Static Analysis of Heap-Manipulating Low-Level Software
Abstract
This paper describes a static (intraprocedural) analysis for analyzing
heap-manipulating programs (in presence of recursive data structures
and pointer arithmetic) in languages like C or low-level code. This
analysis can be used for checking memory-safety, memory leaks,
and user specified assertions.
We first propose a rich abstract domain for representing useful invariants about
such programs. This abstract domain allows representation of must and may
equalities among pointer expressions. The integer variables used in the
pointer expressions can be existentially as well as universally
quantified and can have constraints over some base domain.
We allow quantification of a special form,
namely $\exists \forall$ quantification.
This choice has been made to balance expressiveness with
efficient automated deduction.
The existential quantification is over some ghost variables of
programs, which are automatically made explicit by our analysis
to express useful program invariants.
The universal quantifier is used to express properties of collections of
memory locations.
We then show how to perform sound abstract interpretation over this abstract
domain. We give transfer functions for performing join, meet, and
postcondition operations over this abstract domain.

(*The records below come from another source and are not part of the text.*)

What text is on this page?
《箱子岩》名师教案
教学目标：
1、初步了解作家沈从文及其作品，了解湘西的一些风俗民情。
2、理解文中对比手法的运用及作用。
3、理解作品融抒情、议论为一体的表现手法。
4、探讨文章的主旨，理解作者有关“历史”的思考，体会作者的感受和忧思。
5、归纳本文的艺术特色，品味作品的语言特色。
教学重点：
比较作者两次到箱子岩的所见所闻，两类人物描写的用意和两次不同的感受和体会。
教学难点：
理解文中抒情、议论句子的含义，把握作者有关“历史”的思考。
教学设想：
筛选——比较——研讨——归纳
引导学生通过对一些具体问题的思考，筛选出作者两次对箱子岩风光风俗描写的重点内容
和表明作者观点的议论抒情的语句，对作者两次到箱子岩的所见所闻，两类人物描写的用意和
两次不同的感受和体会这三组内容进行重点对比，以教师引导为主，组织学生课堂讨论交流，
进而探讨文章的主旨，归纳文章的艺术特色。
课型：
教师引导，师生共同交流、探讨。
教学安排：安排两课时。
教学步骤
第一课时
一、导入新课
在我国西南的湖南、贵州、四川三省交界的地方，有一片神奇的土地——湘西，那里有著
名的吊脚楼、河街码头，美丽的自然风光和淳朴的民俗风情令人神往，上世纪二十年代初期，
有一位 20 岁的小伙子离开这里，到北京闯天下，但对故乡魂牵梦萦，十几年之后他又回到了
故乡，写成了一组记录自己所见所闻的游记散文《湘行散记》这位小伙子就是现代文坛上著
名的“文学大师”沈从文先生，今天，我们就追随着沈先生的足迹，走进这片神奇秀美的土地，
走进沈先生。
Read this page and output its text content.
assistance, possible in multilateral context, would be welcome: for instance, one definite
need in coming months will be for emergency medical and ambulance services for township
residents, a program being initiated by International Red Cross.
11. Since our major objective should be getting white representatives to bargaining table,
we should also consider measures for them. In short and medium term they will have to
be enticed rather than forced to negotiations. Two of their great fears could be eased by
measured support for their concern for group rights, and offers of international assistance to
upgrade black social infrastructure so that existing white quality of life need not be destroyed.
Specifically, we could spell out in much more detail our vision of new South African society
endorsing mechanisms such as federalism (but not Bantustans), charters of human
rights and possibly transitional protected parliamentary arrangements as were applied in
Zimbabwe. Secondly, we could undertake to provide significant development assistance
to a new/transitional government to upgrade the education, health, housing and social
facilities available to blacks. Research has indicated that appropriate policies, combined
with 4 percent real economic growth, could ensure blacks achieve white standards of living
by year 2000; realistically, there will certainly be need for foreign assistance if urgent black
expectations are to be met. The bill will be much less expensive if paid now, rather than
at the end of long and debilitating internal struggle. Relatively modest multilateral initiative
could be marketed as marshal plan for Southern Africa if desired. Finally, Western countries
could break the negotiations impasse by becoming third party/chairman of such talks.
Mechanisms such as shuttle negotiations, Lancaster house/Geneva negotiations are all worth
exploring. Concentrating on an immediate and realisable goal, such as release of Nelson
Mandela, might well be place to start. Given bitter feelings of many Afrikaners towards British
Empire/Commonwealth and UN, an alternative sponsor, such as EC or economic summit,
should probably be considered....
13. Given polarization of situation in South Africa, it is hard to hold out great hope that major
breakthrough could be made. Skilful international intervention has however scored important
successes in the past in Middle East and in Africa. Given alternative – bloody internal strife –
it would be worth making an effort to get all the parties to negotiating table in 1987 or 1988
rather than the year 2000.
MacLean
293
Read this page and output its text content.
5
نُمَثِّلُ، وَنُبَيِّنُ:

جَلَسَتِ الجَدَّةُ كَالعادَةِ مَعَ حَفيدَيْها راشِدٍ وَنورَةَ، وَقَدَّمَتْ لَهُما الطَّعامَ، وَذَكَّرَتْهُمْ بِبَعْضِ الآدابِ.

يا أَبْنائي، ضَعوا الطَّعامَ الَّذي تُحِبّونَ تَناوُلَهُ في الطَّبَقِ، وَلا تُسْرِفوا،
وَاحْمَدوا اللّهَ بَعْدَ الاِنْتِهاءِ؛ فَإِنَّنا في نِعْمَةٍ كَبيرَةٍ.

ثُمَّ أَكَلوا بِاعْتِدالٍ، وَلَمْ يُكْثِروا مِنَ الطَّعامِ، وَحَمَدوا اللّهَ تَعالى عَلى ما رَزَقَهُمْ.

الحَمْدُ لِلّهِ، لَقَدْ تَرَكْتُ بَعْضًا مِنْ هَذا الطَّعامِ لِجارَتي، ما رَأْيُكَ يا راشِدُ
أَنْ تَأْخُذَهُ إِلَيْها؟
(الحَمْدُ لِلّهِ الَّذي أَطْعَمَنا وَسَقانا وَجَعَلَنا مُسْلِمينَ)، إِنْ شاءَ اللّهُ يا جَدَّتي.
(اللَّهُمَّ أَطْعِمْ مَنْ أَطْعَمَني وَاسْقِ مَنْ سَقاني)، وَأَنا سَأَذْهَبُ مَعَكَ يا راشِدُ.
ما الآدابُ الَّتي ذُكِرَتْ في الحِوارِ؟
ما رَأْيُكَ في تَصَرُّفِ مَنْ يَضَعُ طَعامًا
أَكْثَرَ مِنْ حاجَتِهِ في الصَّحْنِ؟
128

The basis of all these operations is an
abstract interpreter for the quantifier-free base constraint domain
(eg., the conjunctive domain of linear arithmetic combined with
uninterpreted functions). To our knowledge, this is the
first abstract interpreter that can automatically deduce first-order logic
invariants in programs (without requiring any explicit predicates).
We also present initial experimental results
demonstrating the effectiveness of our ideas
on some common coding patterns.